I rated Lowe well enough to be an AB. Remember we were picking the likes of George Bridge above such players so theres no disputing a lot of bad decisions have been made by those last two coaches. Does a team like the ABs need a finicky winger who you have to adapt and change a lot of your style with to get benefit from? No, not really. But he still would have been a basic improvement on players like even Savea at the tail of his career, Bridge, and could even have converted into the answer of replacing Beauden at the back. Instead we persisted with NMS, Naholo, Havili, Reece, all players we would have cared even less about losing and all because Rieko had Lowe's number 11 jersey nailed down.


He was of course only 23 when he decided to leave, it was back in the beggining of the period they had started retaining players (from 2018 onwards I think, they came out saying theyre going to be more aggressive at some point). So he might, all of them, only just missed out.

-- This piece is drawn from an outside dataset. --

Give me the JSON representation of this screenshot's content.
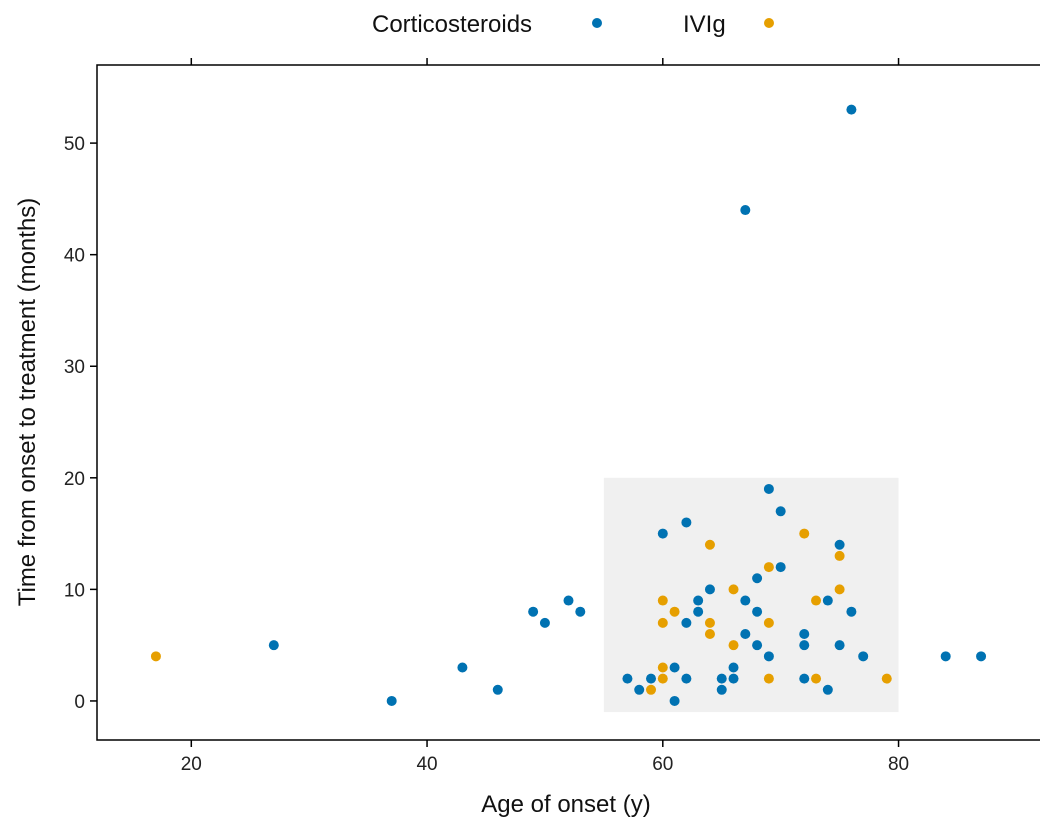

The main point that Ed made is that situations like Lowe's, Aki's, JGP's, aren't going to happen in future. That's a bit of a "NZ" only problem, because those players need to reach such a high standard to be chosen by the All Blacks, were as a country like Ireland wants them a lot earlier like that. This is basically the 'ready in 3 years' concept Ireland relied on, versus the '5 years and they've left' concept' were that player is now ready to be chosen by the All Blacks (given a contract to play Super, ala SBW, and hopefully Manu).

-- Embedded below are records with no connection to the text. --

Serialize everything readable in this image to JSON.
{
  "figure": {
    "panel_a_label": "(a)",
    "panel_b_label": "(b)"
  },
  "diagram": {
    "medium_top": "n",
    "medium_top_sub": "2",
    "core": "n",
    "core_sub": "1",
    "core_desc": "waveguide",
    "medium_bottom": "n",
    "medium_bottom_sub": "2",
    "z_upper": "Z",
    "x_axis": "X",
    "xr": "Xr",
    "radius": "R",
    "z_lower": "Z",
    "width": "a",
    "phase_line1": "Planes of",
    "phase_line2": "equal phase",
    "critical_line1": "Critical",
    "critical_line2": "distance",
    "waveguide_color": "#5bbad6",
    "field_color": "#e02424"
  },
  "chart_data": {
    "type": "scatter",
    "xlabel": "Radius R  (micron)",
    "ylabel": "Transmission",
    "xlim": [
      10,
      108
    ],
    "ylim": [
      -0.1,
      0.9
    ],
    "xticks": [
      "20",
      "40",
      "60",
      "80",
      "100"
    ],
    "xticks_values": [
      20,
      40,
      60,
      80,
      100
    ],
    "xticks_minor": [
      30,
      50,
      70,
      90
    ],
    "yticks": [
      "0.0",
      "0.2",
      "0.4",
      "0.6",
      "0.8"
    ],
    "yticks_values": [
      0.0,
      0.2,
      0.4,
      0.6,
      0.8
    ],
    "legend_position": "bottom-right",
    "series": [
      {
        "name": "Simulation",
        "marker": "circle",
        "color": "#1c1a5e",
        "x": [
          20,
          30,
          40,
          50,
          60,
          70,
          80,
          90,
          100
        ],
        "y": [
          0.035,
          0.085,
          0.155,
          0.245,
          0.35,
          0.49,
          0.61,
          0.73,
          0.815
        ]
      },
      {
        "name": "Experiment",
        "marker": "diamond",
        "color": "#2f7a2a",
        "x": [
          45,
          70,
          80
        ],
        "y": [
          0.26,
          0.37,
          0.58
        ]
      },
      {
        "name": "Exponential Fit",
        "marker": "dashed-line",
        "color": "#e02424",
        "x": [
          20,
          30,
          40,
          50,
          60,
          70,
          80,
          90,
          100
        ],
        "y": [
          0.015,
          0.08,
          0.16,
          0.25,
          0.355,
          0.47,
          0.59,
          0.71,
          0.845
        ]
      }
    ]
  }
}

The 'mercenary' thing that will take longer to expire, and which I was referring to, is the grandparents rule. The new kids coming through now aren't going to have as many gp born overseas, so the amount of players that can leave with a prospect of International rugby offer are going to drop dramatically at some point. All these kiwi fellas playing for a PI, is going to stop sadly.

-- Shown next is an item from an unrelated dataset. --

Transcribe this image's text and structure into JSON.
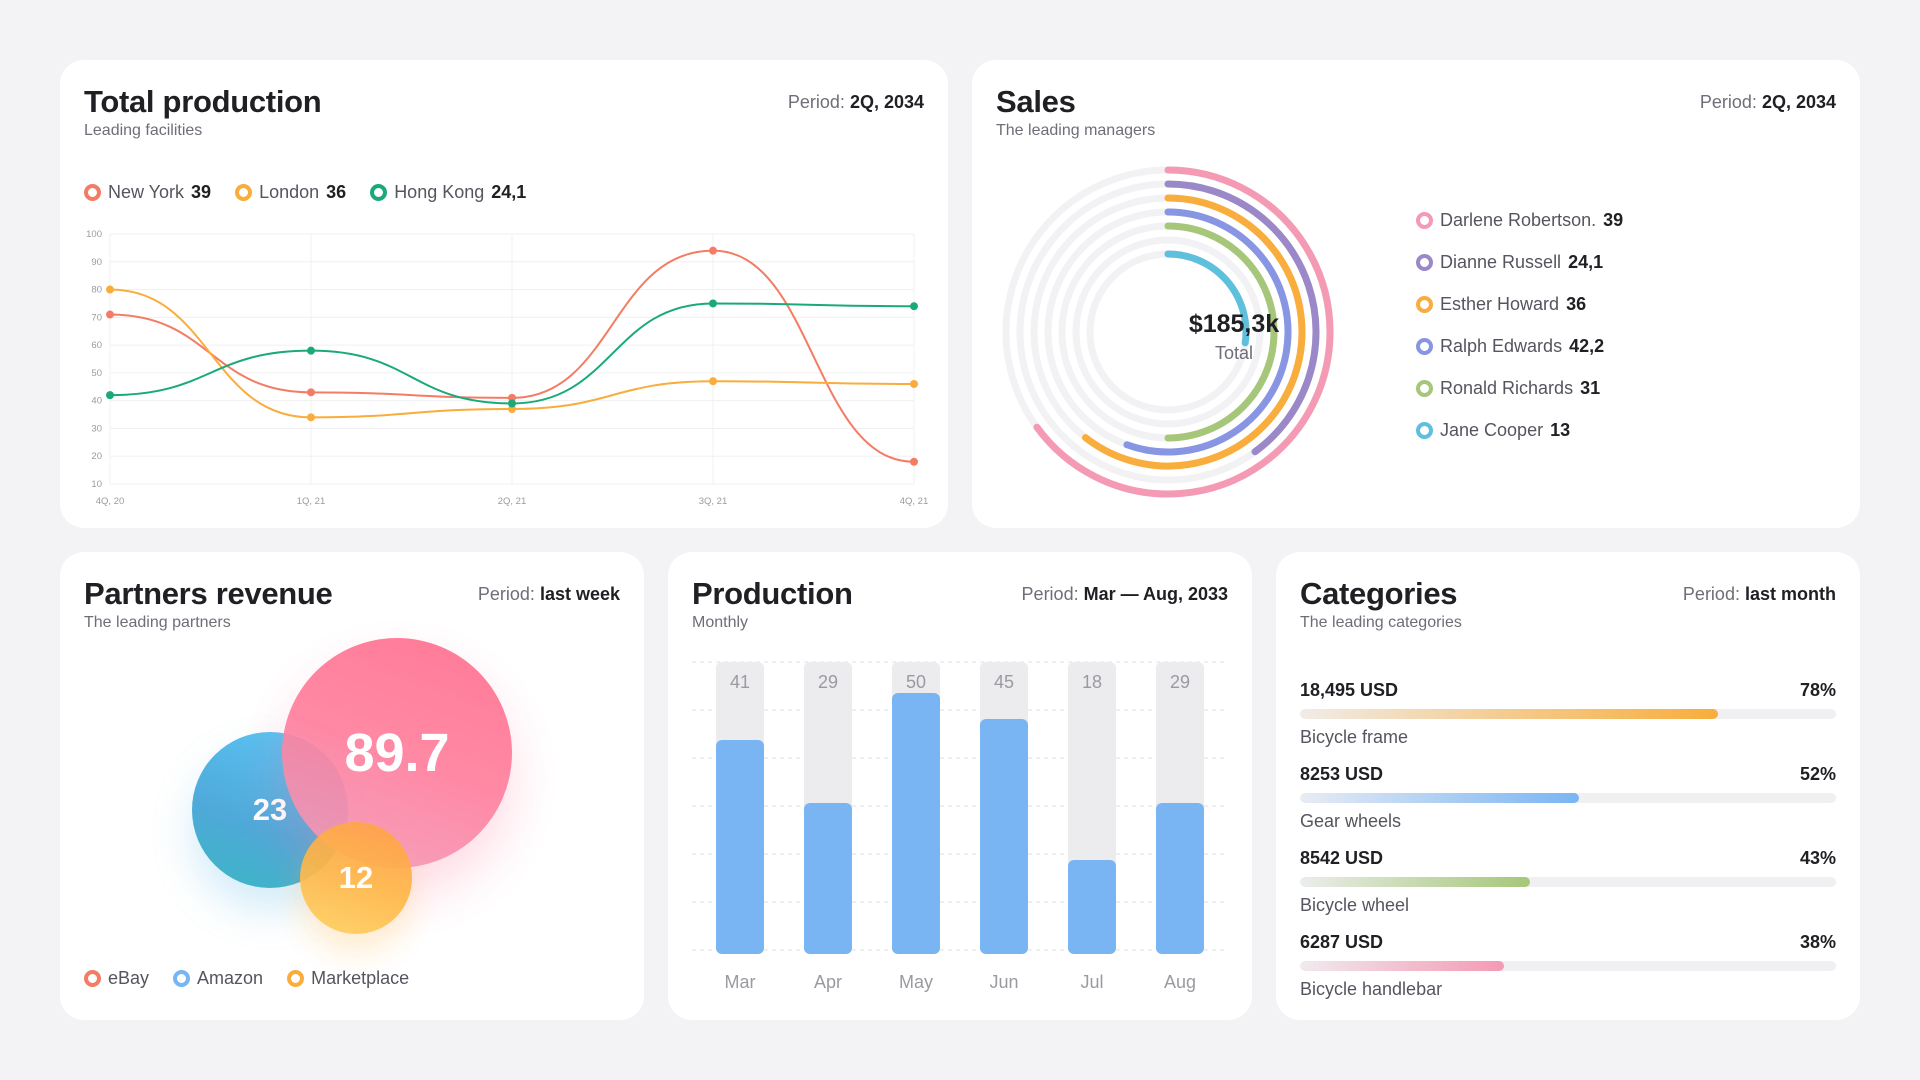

The new era problem that will replace those old concerns is now French and Japanese clubs (doing the same as NRL teams have done for decades by) picking kids out of school. The problem here is not so much a national identity one, than it is a farm system where 9 in 10 players are left with nothing. A stunted education and no support in a foreign country (well they'll get kicked out of those countries were they don't in Australia).


It's the same sort of situation were NZ would be the big guy, but there weren't many downsides with it. The only one I can think was brought up but a poster on this site, I can't recall who it was, but he seemed to know a lot of kids coming from the Islands weren't really given the capability to fly back home during school xms holidays etc. That is probably something that should be fixed by the union. Otherwise getting someone like Fakatava over here for his last year of school definitely results in NZ being able to pick the cherries off the top but it also allows that player to develop and be able to represent Tonga and under age and possibly even later in his career. Where as a kid being taken from NZ is arguably going to be worse off in every respect other than perhaps money. Not going to develop as a person, not going to develop as a player as much, so I have a lotof sympathy for NZs case that I don't include them in that group but I certainly see where you're coming from and it encourages other countries to think they can do the same while not realising they're making a much worse experience/situation.